Bayesian Pseudo Posterior Mechanism for Differentially Private Machine Learning
This addresses privacy protection in machine learning for applications like official statistics, offering improved performance on imbalanced data, though it is incremental as it builds on existing DP methods.
The paper tackles the challenge of differential privacy (DP) mechanisms struggling with real-world distributions like imbalanced datasets by proposing SWAG-PPM, a scalable DP mechanism for deep learning that uses a pseudo posterior distribution to downweight records by disclosure risk, resulting in modest utility degradation and outperforming DP-SGD on a workplace injury text classification task.
Differential privacy (DP) is becoming increasingly important for deployed machine learning applications because it provides strong guarantees for protecting the privacy of individuals whose data is used to train models. However, DP mechanisms commonly used in machine learning tend to struggle on many real world distributions, including highly imbalanced or small labeled training sets.

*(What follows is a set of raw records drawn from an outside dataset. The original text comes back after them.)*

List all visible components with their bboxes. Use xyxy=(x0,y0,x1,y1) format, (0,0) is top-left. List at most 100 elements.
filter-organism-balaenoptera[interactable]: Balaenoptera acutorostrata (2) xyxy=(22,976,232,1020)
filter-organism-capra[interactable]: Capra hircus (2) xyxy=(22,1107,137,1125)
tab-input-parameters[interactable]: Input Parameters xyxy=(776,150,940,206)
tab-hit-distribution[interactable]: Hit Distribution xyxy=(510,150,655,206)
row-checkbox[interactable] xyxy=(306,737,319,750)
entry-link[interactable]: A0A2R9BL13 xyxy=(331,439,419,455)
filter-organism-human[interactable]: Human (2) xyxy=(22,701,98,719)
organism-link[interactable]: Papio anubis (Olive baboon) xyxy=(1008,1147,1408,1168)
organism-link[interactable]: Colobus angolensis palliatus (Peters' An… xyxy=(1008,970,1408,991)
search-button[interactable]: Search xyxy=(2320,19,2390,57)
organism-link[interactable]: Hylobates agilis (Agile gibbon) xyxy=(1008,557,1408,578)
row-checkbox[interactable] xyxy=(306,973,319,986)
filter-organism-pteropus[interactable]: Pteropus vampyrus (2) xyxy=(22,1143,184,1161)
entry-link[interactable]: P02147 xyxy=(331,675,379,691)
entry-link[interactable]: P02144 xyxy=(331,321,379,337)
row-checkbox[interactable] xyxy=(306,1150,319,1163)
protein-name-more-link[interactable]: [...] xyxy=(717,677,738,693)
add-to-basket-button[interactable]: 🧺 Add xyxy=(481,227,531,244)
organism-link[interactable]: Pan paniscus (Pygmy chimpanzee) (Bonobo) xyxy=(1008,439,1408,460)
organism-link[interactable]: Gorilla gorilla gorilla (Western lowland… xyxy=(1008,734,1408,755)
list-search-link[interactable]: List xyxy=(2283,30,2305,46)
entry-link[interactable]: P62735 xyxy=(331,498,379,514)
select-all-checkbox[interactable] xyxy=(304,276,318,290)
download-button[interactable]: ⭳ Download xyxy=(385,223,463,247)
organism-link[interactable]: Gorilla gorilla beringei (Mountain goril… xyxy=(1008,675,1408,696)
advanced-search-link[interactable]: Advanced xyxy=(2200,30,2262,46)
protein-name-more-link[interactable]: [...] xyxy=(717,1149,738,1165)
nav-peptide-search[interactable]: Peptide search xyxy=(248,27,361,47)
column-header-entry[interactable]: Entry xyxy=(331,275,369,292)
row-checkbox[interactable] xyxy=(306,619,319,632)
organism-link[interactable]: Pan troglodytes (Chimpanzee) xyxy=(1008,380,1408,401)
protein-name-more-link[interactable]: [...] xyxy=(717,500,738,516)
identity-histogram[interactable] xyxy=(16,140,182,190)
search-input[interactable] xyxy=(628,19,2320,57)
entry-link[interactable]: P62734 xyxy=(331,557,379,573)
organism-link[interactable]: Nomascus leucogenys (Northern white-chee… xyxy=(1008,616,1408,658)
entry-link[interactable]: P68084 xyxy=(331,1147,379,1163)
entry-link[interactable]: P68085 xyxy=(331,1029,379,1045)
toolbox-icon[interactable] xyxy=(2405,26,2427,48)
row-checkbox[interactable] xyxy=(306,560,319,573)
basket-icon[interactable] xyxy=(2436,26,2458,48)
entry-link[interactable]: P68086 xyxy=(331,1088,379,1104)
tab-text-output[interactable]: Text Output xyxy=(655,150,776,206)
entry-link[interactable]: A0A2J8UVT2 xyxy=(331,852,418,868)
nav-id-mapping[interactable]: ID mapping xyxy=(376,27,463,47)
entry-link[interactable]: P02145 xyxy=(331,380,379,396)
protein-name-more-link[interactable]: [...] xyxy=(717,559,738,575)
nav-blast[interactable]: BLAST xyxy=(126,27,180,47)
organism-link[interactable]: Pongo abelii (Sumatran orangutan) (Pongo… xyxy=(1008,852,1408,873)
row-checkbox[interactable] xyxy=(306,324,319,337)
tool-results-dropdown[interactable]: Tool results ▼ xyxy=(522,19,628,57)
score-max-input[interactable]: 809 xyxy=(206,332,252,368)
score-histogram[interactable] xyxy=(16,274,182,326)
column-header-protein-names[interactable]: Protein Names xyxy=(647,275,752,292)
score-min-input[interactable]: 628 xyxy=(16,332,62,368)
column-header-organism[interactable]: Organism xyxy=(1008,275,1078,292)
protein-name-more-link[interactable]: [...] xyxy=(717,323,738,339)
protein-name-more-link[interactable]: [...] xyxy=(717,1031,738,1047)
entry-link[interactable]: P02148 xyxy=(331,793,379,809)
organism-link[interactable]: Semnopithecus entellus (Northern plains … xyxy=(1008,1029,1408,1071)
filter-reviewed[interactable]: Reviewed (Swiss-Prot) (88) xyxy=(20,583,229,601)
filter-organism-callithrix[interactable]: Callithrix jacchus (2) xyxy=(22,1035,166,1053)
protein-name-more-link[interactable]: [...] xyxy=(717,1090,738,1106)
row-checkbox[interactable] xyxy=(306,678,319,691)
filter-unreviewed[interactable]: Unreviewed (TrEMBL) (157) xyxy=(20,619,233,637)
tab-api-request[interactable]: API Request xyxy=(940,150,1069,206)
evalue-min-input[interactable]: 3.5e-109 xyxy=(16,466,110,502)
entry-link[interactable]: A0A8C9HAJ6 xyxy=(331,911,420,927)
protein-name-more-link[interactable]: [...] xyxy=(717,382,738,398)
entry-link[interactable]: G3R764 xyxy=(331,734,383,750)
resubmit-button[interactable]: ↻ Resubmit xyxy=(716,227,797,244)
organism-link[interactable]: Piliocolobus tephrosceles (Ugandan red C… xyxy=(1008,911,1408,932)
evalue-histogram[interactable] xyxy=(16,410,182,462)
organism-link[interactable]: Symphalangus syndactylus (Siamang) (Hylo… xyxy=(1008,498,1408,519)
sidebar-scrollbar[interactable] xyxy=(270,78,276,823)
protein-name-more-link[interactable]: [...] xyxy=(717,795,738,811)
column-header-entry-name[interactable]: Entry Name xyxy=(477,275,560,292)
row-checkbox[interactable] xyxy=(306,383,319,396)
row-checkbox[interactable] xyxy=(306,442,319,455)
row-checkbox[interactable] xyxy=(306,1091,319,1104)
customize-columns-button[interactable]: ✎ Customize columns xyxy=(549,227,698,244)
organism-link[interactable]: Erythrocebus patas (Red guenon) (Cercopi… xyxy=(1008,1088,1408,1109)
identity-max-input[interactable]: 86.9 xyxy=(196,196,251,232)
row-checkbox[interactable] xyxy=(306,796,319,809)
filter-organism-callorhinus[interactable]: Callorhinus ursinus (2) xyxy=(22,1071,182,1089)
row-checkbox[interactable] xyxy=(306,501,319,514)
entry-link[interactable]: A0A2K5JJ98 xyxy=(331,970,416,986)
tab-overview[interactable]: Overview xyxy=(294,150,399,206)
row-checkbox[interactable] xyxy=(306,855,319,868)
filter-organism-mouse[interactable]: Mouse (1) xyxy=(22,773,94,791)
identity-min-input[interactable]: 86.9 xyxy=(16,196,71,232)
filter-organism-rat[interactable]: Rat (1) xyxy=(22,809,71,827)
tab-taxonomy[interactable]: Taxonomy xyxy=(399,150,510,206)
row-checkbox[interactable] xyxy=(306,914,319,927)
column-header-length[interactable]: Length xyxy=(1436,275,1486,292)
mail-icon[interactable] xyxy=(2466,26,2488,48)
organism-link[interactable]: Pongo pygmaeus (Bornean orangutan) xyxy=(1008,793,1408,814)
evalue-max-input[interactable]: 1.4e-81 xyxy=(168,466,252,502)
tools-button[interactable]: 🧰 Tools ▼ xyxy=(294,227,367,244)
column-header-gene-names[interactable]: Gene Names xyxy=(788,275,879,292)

In this work, we propose a new scalable DP mechanism for deep learning models, SWAG-PPM, by using a pseudo posterior distribution that downweights by-record likelihood contributions proportionally to their disclosure risks as the randomized mechanism. As a motivating example from official statistics, we demonstrate SWAG-PPM on a workplace injury text classification task using a highly imbalanced public dataset published by the U.S. Occupational Safety and Health Administration (OSHA). We find that SWAG-PPM exhibits only modest utility degradation against a non-private comparator while greatly outperforming the industry standard DP-SGD for a similar privacy budget.